The Mouvement Ecologique is unreservedly in favour of a welfare state model, an efficient social security system that is more than just a safety net against poverty. What is needed is a social system based on solidarity that allows people to lead a good life in all circumstances without having to worry about their material future. A life without material and social fear of the future is the basis for living together in solidarity, but also for tolerance and democracy.

This must apply to current and future generations.

In this respect, this analysis is in no way intended to question the necessity of the solidarity system.

However, it is an appeal to counter the unimaginative nature of the growth dogma with new models of social, ecological and economic development that focus on preserving the natural foundations of life, people and future generations.

Distributive justice (as a reminder, according to Credit Suisse’s Global Wealth Report 2021, 1% of the world’s population owned 46% of the world’s total wealth. The richest 10 % had 82 % of global wealth) – solidarity and ecological sustainability should be the guiding principles. However, this also raises whether a constant increase in material consumption and goods is conducive to a contented life and should therefore continue to be the primary political goal.

After all, it cannot and must not be the case that the current generation not only imposes the burden of climate and biodiversity disasters on future generations, but also a model for financing social benefits that is based on unrealistic parameters.

And this is clearly the case!

It is downright irresponsible to take as a basis a financing system that is based a priori on developments that are not desirable from a sustainability perspective, among other things, and that are also highly uncertain from the outset that they will materialise.

Modelling should be based on desirable and plausible developments. Moreover, the question of financing applies “not only” to the pension system, but also beyond it. There is also the question of sustainable finance that is not based on growth.

Climate adaptation measures will be associated with high costs (although these are ultimately far lower than the costs of inaction, although they still have to be borne). However, factors such as the ageing population will also lead to additional costs due to the maintenance of our solidarity-based social system in all its areas (pension insurance, health insurance, long-term care insurance), additional expenditure on healthcare, public transport and much more.

Ultimately, the analysis once again shows the need for a real debate on the economic, ecological and social orientation of our social and economic model.

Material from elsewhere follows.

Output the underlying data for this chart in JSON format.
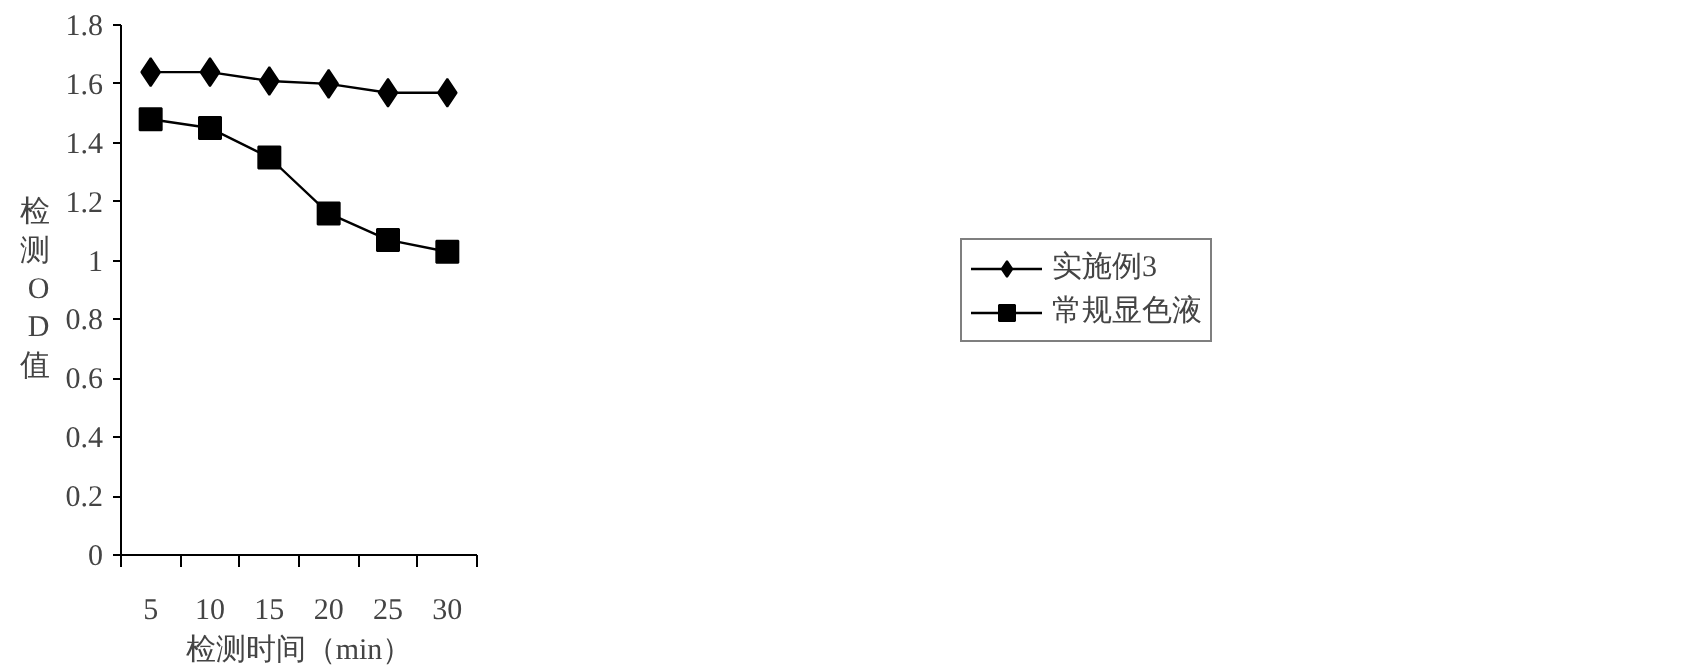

In addition to very fundamental considerations, this also includes concrete initiatives such as subjecting the simulations of the increase in PIB and population / commuter movements to a so-called “stress test”. This means analysing what the real social gain of this growth is and who benefits from it and to what extent it is compatible – under realistic conditions – with the goals of biodiversity and climate protection, the limited nature of water resources and the resulting infrastructures. The Mouvement Ecologique has already made this demand on the occasion of the new “programme directeur” of national planning (Annex 2).

Or the analysis and abolition of environmentally harmful subsidies, so that the climate and biodiversity crisis is not also financed with taxpayers’ money (money that is also lacking elsewhere) or the question of greater taxation of capital, the implementation of a sustainable tax reform, etc.

Earth Overshoot Day is published annually by the US organisation Global Footprint Network (GFN). It analyses, individually for each country, but also for the entire world population, on which day of the year we would have used up our resources globally if all people lived like the population of the country being analysed. Last year, this was already the case for Luxembourg in mid-February!

Earth Overshoot Day in particular should make us realise this: From this date onwards, we are living on credit, in a way!